Одновременно (в 1859 г.) напомнит о слабостях статьи Чернышевского и Дружинин, но с иными целями: «…неблагосклонность приговора могла только равняться с какой-то небывалой, дикой невежливостью выражений».[1059]
Между тем поддержка «Современником» в начале 1850-х годов обличительных тенденций в литературе была в известной мере созвучна Островскому. Еще в рецензии на повесть Е. Тур «Ошибка» («Москвитянин». 1850. № 7) увязывая общественные интересы с литературой, он особое значение придавал характерному для жанра комедии «обличительному элементу», однако такому, который воздействовал бы на «нравственную жизнь общества», и потому, по убеждению Островского, «обличительное направление нашей литературы можно назвать нравственно-общественным направлением».[1060] Тем самым Островский существенно корректировал современниковскую трактовку обличения, выдвигая на первый план критерий нравственности. В письме к М. П. Погодину от 30 сентября 1853 г. он уточняет свое понимание обличительства. Говоря здесь об изменении своего «направления», он связывает категорию нравственности с категорией народности и поясняет: «Чтобы иметь право исправлять народ, не обижая его, надо ему показать, что знаешь за ним и хорошее», в результате «соединяя высокое с комическим».[1061] Иными словами, изображениями народной нравственности должно быть обусловлено в комедии и обличение недостатков. Такое понимание «обличения» не во всем совпадало с развиваемыми «Современником» идеями и позднее со взглядами Чернышевского, основу которых составляло, прежде всего, изображение социальных изъянов русской действительности.
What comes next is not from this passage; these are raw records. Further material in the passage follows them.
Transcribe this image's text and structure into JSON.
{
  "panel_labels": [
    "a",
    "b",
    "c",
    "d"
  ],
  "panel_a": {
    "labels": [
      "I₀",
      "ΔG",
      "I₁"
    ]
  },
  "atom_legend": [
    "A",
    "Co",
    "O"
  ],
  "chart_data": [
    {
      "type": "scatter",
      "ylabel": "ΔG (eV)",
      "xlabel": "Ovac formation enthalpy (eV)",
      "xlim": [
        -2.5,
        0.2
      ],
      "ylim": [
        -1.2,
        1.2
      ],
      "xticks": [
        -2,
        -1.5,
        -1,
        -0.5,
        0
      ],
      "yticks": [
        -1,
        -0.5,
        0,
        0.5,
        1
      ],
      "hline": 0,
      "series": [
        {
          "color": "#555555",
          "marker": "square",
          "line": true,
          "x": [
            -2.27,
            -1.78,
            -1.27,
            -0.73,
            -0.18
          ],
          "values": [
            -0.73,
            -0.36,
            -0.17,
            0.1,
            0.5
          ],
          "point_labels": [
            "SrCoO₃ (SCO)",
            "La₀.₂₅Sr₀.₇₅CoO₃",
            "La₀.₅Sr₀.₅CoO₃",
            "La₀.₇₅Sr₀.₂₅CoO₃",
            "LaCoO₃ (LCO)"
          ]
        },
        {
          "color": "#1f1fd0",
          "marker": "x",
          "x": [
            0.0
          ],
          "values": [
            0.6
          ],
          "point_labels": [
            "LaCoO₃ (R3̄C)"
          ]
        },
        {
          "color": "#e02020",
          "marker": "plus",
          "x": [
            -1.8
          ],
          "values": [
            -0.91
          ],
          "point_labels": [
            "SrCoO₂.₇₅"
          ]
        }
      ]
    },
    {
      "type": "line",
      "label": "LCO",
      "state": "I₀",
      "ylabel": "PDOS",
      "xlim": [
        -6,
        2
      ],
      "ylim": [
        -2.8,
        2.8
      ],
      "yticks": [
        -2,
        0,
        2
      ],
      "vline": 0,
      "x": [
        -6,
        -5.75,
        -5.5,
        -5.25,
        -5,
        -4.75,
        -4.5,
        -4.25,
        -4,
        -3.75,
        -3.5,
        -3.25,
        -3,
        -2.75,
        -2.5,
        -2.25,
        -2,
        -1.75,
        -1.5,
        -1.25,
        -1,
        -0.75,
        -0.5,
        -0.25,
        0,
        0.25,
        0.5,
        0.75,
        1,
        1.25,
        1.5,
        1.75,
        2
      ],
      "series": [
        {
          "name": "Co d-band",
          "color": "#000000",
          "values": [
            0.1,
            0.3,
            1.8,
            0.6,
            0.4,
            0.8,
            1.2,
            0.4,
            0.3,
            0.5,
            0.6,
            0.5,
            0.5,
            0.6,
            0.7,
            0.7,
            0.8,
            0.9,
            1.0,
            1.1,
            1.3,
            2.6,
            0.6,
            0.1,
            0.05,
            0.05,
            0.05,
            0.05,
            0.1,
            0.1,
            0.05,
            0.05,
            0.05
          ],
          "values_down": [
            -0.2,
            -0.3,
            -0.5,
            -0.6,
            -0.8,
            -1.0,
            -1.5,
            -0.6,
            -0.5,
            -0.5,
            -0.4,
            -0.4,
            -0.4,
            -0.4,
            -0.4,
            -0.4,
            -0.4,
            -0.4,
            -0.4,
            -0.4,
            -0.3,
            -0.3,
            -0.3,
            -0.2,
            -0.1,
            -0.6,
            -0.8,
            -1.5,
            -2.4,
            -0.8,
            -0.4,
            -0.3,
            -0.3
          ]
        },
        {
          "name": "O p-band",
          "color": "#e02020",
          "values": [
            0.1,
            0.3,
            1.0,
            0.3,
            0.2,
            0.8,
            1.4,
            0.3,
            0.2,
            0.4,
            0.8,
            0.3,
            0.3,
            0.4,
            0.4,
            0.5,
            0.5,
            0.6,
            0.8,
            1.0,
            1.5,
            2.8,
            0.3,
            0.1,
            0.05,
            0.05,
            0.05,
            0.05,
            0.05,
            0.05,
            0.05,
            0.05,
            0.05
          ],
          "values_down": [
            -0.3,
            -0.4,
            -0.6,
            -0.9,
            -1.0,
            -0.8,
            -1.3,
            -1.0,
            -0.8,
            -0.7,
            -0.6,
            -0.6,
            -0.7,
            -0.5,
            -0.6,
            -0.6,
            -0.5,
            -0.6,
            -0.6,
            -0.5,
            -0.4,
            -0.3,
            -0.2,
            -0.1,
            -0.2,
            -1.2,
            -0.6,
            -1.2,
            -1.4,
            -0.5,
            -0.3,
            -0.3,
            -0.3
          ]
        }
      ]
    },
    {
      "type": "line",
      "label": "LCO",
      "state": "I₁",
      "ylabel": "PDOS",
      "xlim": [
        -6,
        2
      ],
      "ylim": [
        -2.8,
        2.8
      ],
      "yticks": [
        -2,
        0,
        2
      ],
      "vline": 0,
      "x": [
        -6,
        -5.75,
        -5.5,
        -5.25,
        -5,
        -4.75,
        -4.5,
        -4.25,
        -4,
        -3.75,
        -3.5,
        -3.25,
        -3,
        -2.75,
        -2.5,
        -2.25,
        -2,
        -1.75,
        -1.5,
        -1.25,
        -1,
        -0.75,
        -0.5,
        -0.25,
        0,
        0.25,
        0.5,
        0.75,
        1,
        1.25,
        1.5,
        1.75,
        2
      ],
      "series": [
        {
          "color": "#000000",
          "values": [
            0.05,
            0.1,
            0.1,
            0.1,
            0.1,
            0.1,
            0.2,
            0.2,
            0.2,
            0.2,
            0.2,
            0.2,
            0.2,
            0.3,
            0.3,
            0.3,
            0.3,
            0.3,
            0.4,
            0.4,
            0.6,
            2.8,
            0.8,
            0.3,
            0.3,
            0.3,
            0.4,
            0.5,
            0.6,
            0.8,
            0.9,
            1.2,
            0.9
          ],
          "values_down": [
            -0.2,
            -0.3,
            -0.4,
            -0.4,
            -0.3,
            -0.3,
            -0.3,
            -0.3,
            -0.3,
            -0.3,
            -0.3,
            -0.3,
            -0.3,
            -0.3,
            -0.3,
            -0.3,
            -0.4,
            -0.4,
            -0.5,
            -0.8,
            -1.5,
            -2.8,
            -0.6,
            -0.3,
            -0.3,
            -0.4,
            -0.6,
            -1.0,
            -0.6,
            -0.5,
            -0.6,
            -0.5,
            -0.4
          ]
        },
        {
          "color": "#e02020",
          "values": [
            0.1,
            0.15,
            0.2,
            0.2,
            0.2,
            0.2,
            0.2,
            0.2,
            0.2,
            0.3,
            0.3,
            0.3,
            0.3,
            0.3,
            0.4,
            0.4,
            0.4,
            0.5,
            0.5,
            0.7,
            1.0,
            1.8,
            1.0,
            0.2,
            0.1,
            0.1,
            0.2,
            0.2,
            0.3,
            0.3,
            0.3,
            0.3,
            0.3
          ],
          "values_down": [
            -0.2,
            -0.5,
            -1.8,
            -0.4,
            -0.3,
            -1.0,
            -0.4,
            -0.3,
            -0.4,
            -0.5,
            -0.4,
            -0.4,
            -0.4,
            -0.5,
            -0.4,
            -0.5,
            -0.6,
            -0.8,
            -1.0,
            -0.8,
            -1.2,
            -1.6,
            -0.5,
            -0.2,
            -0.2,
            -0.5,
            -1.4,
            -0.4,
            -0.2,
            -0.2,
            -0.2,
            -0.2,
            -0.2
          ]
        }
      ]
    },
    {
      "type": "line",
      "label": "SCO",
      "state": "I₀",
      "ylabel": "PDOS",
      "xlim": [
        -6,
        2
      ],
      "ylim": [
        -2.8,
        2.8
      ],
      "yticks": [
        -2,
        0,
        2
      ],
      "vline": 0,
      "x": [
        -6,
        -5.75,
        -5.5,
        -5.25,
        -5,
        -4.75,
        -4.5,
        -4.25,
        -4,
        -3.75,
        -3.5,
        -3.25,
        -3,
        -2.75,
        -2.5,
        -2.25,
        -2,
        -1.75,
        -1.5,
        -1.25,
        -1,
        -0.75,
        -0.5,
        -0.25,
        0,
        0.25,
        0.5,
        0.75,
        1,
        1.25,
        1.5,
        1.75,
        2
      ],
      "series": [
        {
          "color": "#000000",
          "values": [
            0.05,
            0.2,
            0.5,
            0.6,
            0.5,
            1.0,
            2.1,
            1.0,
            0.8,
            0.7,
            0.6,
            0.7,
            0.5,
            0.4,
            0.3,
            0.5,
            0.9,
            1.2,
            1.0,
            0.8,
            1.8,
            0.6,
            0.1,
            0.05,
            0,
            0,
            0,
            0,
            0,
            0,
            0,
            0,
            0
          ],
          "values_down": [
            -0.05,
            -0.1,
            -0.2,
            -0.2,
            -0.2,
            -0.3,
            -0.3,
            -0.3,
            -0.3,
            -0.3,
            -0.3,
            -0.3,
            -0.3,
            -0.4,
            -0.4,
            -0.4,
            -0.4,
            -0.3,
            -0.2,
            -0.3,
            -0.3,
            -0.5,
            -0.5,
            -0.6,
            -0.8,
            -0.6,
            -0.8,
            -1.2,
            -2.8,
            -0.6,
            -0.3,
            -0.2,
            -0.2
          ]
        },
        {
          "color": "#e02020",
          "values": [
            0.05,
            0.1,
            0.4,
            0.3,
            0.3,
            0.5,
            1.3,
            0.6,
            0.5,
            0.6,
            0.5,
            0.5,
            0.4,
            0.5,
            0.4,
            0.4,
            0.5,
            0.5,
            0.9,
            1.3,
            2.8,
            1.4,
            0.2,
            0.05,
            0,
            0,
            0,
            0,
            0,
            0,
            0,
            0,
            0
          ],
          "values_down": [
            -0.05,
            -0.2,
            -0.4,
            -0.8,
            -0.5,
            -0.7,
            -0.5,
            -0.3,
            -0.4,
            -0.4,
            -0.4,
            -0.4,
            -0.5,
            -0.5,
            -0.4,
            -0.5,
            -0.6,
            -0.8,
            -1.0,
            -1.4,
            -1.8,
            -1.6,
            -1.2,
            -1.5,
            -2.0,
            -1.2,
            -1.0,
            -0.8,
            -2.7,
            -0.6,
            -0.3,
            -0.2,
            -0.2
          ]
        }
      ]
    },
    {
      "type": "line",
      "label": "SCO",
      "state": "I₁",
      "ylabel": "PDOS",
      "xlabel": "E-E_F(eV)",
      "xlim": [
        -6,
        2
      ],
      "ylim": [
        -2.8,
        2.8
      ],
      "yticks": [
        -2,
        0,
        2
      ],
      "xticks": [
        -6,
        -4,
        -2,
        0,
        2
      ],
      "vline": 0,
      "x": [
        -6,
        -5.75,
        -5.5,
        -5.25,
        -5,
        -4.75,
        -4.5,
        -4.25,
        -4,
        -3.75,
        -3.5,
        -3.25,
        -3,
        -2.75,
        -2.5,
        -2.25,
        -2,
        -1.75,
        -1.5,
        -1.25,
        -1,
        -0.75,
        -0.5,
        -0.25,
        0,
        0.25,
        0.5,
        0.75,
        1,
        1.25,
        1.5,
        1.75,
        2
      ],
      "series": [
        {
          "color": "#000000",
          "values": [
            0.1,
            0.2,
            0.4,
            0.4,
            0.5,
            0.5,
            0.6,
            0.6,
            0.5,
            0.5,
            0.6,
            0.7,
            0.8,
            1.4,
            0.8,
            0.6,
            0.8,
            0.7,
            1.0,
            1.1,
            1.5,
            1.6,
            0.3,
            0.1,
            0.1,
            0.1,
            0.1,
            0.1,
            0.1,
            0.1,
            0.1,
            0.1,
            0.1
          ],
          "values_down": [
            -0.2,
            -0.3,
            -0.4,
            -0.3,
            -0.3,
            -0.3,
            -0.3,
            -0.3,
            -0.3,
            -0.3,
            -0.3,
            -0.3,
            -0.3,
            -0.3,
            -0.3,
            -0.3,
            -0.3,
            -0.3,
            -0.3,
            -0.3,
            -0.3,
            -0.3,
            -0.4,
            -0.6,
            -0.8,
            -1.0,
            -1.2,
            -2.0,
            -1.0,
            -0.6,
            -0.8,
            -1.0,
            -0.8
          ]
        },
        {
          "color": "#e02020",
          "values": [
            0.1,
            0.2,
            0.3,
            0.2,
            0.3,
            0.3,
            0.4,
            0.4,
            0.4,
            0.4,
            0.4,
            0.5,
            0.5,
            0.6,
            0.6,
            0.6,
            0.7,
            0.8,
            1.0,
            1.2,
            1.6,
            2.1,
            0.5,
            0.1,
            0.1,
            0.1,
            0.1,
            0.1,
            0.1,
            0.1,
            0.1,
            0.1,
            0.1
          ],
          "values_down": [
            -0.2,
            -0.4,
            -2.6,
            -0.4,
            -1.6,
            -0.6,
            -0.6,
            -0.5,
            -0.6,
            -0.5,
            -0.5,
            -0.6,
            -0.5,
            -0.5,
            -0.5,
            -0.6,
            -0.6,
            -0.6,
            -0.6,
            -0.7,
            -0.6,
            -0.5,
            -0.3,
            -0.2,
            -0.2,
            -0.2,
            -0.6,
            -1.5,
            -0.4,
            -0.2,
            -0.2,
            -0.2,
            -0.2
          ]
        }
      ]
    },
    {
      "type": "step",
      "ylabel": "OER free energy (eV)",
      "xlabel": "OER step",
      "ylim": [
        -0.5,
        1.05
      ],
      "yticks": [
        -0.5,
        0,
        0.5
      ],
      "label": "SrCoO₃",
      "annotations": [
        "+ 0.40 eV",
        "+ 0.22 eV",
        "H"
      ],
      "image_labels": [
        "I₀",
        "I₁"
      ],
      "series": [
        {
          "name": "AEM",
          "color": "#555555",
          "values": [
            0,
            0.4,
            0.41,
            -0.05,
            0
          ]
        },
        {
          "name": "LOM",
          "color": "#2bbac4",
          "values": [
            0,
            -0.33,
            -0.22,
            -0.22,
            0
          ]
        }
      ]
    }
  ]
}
Между прочим, Панаев писал о «Бедной невесте», что «впечатление, производимое комедией г. Островского, совершенно нравственное».[1062] Конечно, суждения Островского представляли его эстетические убеждения, «понятия об изящном», как он выразился в одном из частных писем 1850 г.,[1063] в то время как Панаев в данном случае речь вел не о системе взглядов автора. Тем не менее указание на нравственное значение произведений вело к сближению, а не к расхождению позиций.
Взятый Чернышевским тон был в следующем году смягчен редакцией «Современника». Отвечая Ап. Григорьеву, упрекнувшему критиков Островского в неспособности оценить его пьесы, поскольку в своих приговорах слепо следуют «одряхлевшей» критике 1836–1846 гг. (т. е. Белинскому), Панаев пояснял, подразумевая и статью Чернышевского 1854 г., что «критика не обнаруживала ни гнева, ни досады», она «единогласно признала замечательный и самобытный талант г. Островского, выразившийся всего более в его первой комедии „Свои люди – сочтемся” и выражавшийся, по ее убеждениям, хотя уж не так художественно и полно, в последних произведениях автора». Вместе с тем в споре с Ап. Григорьевым Панаев, требуя обоснованности заявлений о привнесении Островским в отечественную литературу «нового слова» и одновременно притушевывая резкость суждений Чернышевского, но не меняя их идейной направленности, заявил, что «мелкий купеческий класс, так верно и мастерски изображаемый г. Островским, еще далеко не обнимает всю русскую жизнь и не может служить полным выражением богатой и разносторонней натуры русского человека».[1064] Годом спустя Некрасов («Современник». 1856. № 2) в оценке напечатанной в «Москвитянине» комедии Островского «Не так живи, как хочется», точно так же избегая лексики Чернышевского (особенно слов о «фальшивости»), однако же подкрепляя мысль о «блестящих достоинствах первой комедии», приглушенных в последующих произведениях писателя, и намекая на его русофильские пристрастия, писал: «Вообще мы готовы просить г. Островского не сужать себя преднамеренно, не подчиняться никакой системе, как бы она ни казалась ему верна, с наперед принятым воззрением не подступать к русской жизни <…> пусть он разовьет в себе дух истинной художнической свободы и справедливости».[1065]